The issue will be particularly pressing at a time when, according to Mercer, over 80 per cent of employees think it’s important that employers adjust salaries to reflect the current economic environment (in which wage inflation hasn’t remotely kept pace with overall inflation, and even less so with skyrocketing housing inflation) — but only 21 per cent of US employers say they’ve adjusted pay to align with living wages.
Pressure for transparency will rise, even if unemployment does too. Companies will be pushed for more information beyond fixed pay — what about non-cash compensation, stock options and differing benefit regimes? All of these issues are being targeted by a growing number of workers, particularly younger ones, who feel quite rightly that they haven’t got their fair share of the corporate pie (the private sector share is still at near record highs compared with labour).
But pay transparency is just the tip of a much bigger iceberg of corporate opacity. There is an entire body of law, around things like trade secrets and patents, that is meant to keep information inside companies. Sharing intellectual property around vaccines became a huge, worldwide legal battle during the pandemic, as US and European companies didn’t want to give up their patent secrets, even in the face of a global crisis. They were quietly compelled to do so by governments, in order to speed up vaccine production, even as they fought in public to keep legal protections.
The issue isn’t resolved, nor is it going away. While the US constitution itself allows companies to keep patents, and trade secrets are protected by state laws, there are going to be more and more global health crises that will necessitate such information sharing. Governments will have to find a way to ensure that smaller firms and innovators can protect intellectual property, while making sure that corporate monopolies aren’t locking it up at society’s expense.
What’s true for patents may soon be true for supply chains as well. Companies are often reluctant to reveal what information they have about suppliers for competitive reasons. But as any number of recent supply chain disasters have shown, they often don’t know enough themselves, having outsourced so much production to other companies and countries.
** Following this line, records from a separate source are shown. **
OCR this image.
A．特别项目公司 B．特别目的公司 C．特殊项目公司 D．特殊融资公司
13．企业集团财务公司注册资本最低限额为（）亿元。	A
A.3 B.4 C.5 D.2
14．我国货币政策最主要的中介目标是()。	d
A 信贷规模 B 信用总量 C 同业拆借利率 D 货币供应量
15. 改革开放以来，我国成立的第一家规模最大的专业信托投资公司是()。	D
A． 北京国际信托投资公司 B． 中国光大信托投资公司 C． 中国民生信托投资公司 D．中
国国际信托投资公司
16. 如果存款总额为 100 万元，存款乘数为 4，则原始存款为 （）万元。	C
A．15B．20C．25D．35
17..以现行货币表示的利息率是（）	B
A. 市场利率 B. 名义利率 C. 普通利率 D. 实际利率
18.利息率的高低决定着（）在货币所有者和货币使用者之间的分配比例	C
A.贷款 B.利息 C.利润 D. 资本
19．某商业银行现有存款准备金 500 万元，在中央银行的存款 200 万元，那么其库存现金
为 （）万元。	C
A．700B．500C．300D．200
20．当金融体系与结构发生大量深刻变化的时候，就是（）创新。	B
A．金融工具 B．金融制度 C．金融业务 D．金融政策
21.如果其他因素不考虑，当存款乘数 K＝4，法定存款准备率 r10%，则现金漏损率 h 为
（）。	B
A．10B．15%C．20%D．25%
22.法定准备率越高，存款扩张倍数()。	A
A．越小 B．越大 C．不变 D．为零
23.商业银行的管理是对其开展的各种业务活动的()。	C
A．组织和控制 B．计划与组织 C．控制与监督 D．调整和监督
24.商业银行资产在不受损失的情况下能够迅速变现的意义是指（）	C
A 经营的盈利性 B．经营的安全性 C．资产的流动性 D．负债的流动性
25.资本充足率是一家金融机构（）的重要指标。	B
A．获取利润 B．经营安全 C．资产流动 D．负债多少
That’s about to change. As climate rules requiring full disclosure of carbon loads in the supply chain eventually take hold, reporting standards will rise. What’s more, in an age of decoupling, in which governments are scrambling to understand whether they can make crucial products at home, companies will be compelled to learn more — and share more — about where risk lies, with both the public and private sector.
Part of what has allowed such opacity in the US is that companies are legally persons, and enjoy all the privacy allowed to individuals. But that’s changing too. In September, the Treasury finalised a rule requiring companies to give much more information about who their owners really are.
It’s about time, say academics like Stanford’s Anat Admati, who researches corporate power and opacity. “A corporate ‘person’ shouldn’t have so much ability to operate in the dark,” she says. “The forces of ‘free markets’ are undermining trust in democratic institutions to police them.”
Indeed, when even Friedman’s standards aren’t being upheld, things have gone very dark indeed.